Gill felt a lurch of fear.

‘Do you know how many intruders there are?’

‘No. One, I think.’ She’d heard only one voice, one set of footsteps. Had she? The prospect of more than one of them made her knees weak, her head spin.

‘Please stay on the line. Is there anywhere in the house you can lock yourself in?’

Another shout, she caught some of the words. ‘… fucking door, Gill, I’m warning you.’

She froze. Dave!

‘Are you there, caller? The car will be with you soon.’

Gill moved quickly out of her room and into Sammy’s, overlooking the side of the house. She could see the car, the BMW that Dave drove. Relief drenched through her and with it came a wave of rage so intense she thought she’d explode.

‘I think I know who it is,’ she said to the operator.

She ran downstairs, the house shaking with each great thump on the door. Gill glanced out of the sidelight beside the door and could see Dave, illuminated by the security lamp, his face contorted as he staggered back then launched himself at the building.

‘It’s my husband,’ she told the woman.

‘Any history of violence in the marriage?’

Not yet, Gill thought, seething, but you just bloody wait. ‘No,’ she said. ‘I’m fine. I don’t need the response car. I’m fine, really. I’ll be fine.’ Much as she’d love to heap humiliation on Detective Chief Superintendent Dave Fuckwit Murray by having him cuffed and chucked in a cell for the night, she still had sense enough to think of the wider ramifications.
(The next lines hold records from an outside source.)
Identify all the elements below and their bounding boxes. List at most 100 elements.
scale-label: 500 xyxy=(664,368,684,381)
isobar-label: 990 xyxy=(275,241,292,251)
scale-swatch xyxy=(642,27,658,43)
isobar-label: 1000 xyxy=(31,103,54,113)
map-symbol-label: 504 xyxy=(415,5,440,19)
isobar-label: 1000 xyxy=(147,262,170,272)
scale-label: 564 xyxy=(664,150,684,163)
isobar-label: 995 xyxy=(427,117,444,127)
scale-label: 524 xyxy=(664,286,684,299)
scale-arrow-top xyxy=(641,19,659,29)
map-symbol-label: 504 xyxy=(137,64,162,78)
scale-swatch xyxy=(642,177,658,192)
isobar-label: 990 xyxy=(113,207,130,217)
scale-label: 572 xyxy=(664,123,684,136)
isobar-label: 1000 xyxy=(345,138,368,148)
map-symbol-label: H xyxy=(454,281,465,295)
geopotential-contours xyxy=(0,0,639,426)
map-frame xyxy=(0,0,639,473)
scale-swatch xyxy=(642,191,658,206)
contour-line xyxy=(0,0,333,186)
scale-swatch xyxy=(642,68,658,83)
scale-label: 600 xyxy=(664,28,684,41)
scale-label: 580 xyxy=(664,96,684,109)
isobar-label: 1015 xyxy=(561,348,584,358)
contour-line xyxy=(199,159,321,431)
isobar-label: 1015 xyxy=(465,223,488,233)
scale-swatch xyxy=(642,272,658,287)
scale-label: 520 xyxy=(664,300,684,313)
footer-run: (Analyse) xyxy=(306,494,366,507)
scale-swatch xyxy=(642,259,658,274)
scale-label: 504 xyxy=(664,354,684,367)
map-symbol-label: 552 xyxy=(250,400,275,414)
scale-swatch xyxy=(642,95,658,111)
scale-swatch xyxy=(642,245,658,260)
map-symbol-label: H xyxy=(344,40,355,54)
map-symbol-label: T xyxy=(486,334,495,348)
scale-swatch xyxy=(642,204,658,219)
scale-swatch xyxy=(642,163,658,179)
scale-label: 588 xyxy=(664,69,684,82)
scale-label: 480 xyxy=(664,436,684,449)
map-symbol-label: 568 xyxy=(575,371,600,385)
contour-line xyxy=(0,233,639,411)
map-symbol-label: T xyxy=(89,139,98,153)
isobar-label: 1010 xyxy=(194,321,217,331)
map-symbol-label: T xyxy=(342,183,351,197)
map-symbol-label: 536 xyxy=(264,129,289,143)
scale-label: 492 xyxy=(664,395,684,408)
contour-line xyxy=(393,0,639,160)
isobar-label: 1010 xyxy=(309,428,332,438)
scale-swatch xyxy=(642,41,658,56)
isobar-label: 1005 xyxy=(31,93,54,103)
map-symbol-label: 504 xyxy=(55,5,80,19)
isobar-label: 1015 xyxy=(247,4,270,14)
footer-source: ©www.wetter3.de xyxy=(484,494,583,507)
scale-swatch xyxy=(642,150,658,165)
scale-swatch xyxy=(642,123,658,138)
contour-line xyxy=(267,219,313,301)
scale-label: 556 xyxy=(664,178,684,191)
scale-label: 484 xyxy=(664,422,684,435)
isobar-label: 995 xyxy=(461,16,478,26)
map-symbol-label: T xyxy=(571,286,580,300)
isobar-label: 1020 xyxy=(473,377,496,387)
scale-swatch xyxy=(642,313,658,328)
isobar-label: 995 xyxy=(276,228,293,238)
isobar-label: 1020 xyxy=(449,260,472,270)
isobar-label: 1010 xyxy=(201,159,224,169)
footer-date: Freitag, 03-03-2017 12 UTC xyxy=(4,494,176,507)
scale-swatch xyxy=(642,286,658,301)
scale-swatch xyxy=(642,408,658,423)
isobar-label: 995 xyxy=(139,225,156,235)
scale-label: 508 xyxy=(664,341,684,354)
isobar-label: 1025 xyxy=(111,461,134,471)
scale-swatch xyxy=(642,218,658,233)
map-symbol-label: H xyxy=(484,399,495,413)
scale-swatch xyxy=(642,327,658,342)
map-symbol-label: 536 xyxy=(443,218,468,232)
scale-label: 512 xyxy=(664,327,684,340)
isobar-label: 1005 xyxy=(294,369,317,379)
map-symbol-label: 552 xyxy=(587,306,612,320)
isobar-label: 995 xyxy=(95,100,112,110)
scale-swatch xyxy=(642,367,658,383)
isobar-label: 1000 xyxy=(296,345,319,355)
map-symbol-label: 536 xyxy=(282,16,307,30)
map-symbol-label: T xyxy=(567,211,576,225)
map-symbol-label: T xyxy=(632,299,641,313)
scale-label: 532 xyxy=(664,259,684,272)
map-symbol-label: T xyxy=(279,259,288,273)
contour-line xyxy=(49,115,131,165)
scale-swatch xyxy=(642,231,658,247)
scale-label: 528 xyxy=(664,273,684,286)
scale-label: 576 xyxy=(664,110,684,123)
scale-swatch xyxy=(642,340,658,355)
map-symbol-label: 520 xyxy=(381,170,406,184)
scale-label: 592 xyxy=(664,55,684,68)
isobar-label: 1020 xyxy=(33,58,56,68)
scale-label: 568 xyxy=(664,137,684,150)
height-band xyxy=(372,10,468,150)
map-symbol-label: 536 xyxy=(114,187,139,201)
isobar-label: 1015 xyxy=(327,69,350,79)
The fallout for Dave and his professional standing, which was already a damn sight wobblier than hers, the embarrassment for Sammy, the whole frigging mess. Bollocks!

But of course, they couldn’t cancel the call-out, she could hear the siren already, nee-nawing along the valley. The stupid dream had left her muddled, panicking, when if she’d only gone and checked from Sammy’s room in the first place…

Gill turned off the burglar alarm and waited for Dave to move. He’d settled into a rhythm. A thump then he swayed back again and readied himself. As soon as the next blow fell, Gill slid back the bolt quick as a flash, twisted the key in the lock and snapped off the Yale. She threw open the door just as he charged again.

He fell headlong, feet tangling over the door sill, pitching forward so fast he’d not got time to brace his fall. It didn’t help that his reactions were severely hampered by the amount he’d had to drink. A big man, tall and solidly built, he landed heavily with a great cry, banging his face on the hardwood floor, and the air was knocked out of him. Gill hoped he’d broken something. He groaned, lay dazed. The siren grew louder and soon blue revolving lights flashed into the house and swung round Dave’s prone body.